Lo scambio delle parole tra Pietro e i discepoli e Gesù mettono a nudo la differenza tra la comprensione umana della morte di Gesù e il valore che Dio le dà. I discepoli sono pronti a battersi: “Signore, ecco qui due spade”. Pietro comprende la cosa come un atto eroico e imitabile: “Signore, sono pronto ad andare con te in prigione e alla morte”. Ma c’è un problema, cioè che non si programma di diventare eroi. “Due amici” è un racconto di Maupassant che descrive la storia di due pensionati, Morrisot e Sauvage, che vanno a pesca vicino alla linea del fronte durante l’assedio di Parigi. Vengono catturati dai prussiani e accusati di spionaggio. Si rifiutano di rivelare la parola d’ordine per entrare a Parigi e così vengono fucilati. Dopo la fucilazione l’ufficiale tedesco si fa friggere i pesci pescati dai due, li mangia e poi si siede a fumare la pipa. Non si programma di diventare eroi, come non l’avevano programmato Morrisot e Sauvage. Ma la morte di Gesù non è una morte eroica: è il suo contrario, una morte maledetta, la morte dei criminali. Pietro vuole accompagnare Gesù un questo cammino, ma non è possibile. Non sa quello che sta dicendo. La morte di Gesù non è una decisione umana e nessun essere umano potrà essere dalla parte di Gesù in quei momenti. Gesù sarà solo. I discepoli, le folle osannanti, il mondo intero, anche noi saremo tutti dalla parte di chi l’ha tradito, di chi l’ha rinnegato, di chi l’ha condannato. Quando il gallo avrà cantato, Gesù sarà solo. E da solo affronterà la morte per salvare la stessa umanità che tanto volentieri l’aveva condannato. I discepoli non lo vedranno, perderanno il contatto con lui. Pietro lo tradirà tre volte, cioè lo tradirà completamente. Gli altri si disperderanno. Perché chi attraversa la tentazione non vede Gesù Cristo, proprio mentre il Signore sta compiendo per tutti i tentati l’opera della redenzione. Non vedi il tuo Signore nella tua tentazione, nella tua disperazione, nella tua solitudine! Lo vorresti vedere e non lo vedi!

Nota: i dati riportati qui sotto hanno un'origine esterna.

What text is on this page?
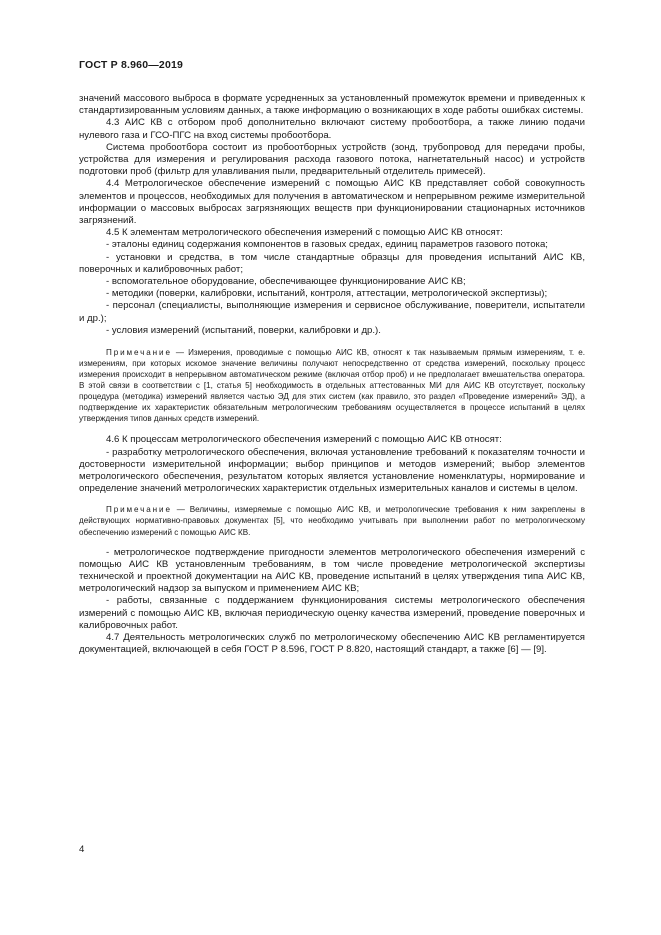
ГОСТ Р 8.960—2019

значений массового выброса в формате усредненных за установленный промежуток времени и приведенных к стандартизированным условиям данных, а также информацию о возникающих в ходе работы ошибках системы.

4.3 АИС КВ с отбором проб дополнительно включают систему пробоотбора, а также линию подачи нулевого газа и ГСО-ПГС на вход системы пробоотбора.

Система пробоотбора состоит из пробоотборных устройств (зонд, трубопровод для передачи пробы, устройства для измерения и регулирования расхода газового потока, нагнетательный насос) и устройств подготовки проб (фильтр для улавливания пыли, предварительный отделитель примесей).

4.4 Метрологическое обеспечение измерений с помощью АИС КВ представляет собой совокупность элементов и процессов, необходимых для получения в автоматическом и непрерывном режиме измерительной информации о массовых выбросах загрязняющих веществ при функционировании стационарных источников загрязнений.

4.5 К элементам метрологического обеспечения измерений с помощью АИС КВ относят:

- эталоны единиц содержания компонентов в газовых средах, единиц параметров газового потока;

- установки и средства, в том числе стандартные образцы для проведения испытаний АИС КВ, поверочных и калибровочных работ;

- вспомогательное оборудование, обеспечивающее функционирование АИС КВ;

- методики (поверки, калибровки, испытаний, контроля, аттестации, метрологической экспертизы);

- персонал (специалисты, выполняющие измерения и сервисное обслуживание, поверители, испытатели и др.);

- условия измерений (испытаний, поверки, калибровки и др.).

Примечание — Измерения, проводимые с помощью АИС КВ, относят к так называемым прямым измерениям, т. е. измерениям, при которых искомое значение величины получают непосредственно от средства измерений, поскольку процесс измерения происходит в непрерывном автоматическом режиме (включая отбор проб) и не предполагает вмешательства оператора. В этой связи в соответствии с [1, статья 5] необходимость в отдельных аттестованных МИ для АИС КВ отсутствует, поскольку процедура (методика) измерений является частью ЭД для этих систем (как правило, это раздел «Проведение измерений» ЭД), а подтверждение их характеристик обязательным метрологическим требованиям осуществляется в процессе испытаний в целях утверждения типов данных средств измерений.

4.6 К процессам метрологического обеспечения измерений с помощью АИС КВ относят:

- разработку метрологического обеспечения, включая установление требований к показателям точности и достоверности измерительной информации; выбор принципов и методов измерений; выбор элементов метрологического обеспечения, результатом которых является установление номенклатуры, нормирование и определение значений метрологических характеристик отдельных измерительных каналов и системы в целом.

Примечание — Величины, измеряемые с помощью АИС КВ, и метрологические требования к ним закреплены в действующих нормативно-правовых документах [5], что необходимо учитывать при выполнении работ по метрологическому обеспечению измерений с помощью АИС КВ.

- метрологическое подтверждение пригодности элементов метрологического обеспечения измерений с помощью АИС КВ установленным требованиям, в том числе проведение метрологической экспертизы технической и проектной документации на АИС КВ, проведение испытаний в целях утверждения типа АИС КВ, метрологический надзор за выпуском и применением АИС КВ;

- работы, связанные с поддержанием функционирования системы метрологического обеспечения измерений с помощью АИС КВ, включая периодическую оценку качества измерений, проведение поверочных и калибровочных работ.

4.7 Деятельность метрологических служб по метрологическому обеспечению АИС КВ регламентируется документацией, включающей в себя ГОСТ Р 8.596, ГОСТ Р 8.820, настоящий стандарт, а также [6] — [9].

4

Ho sognato che camminavo in riva al mare con il Signore

e rivedevo sullo schermo del cielo tutti i giorni della mia vita passata.

E per ogni giorno trascorso apparivano sulla sabbia due orme:

le mie e quelle del Signore.

Ma in alcuni tratti ho visto un sola orma.

Proprio nei giorni più difficili della mia vita.

Allora ho detto: “Signore, io ho scelto di vivere con te

e tu mi avevi promesso che saresti stato sempre con me.

Perché mi hai lasciato solo nei momenti più difficili?

E lui mi ha risposto: “Figlio, tu lo sai che ti amo

e non ti ho abbandonato mai:

i giorni nei quali c’è soltanto un’orma nella sabbia

sono proprio quelli in cui ti ho portato in braccio”.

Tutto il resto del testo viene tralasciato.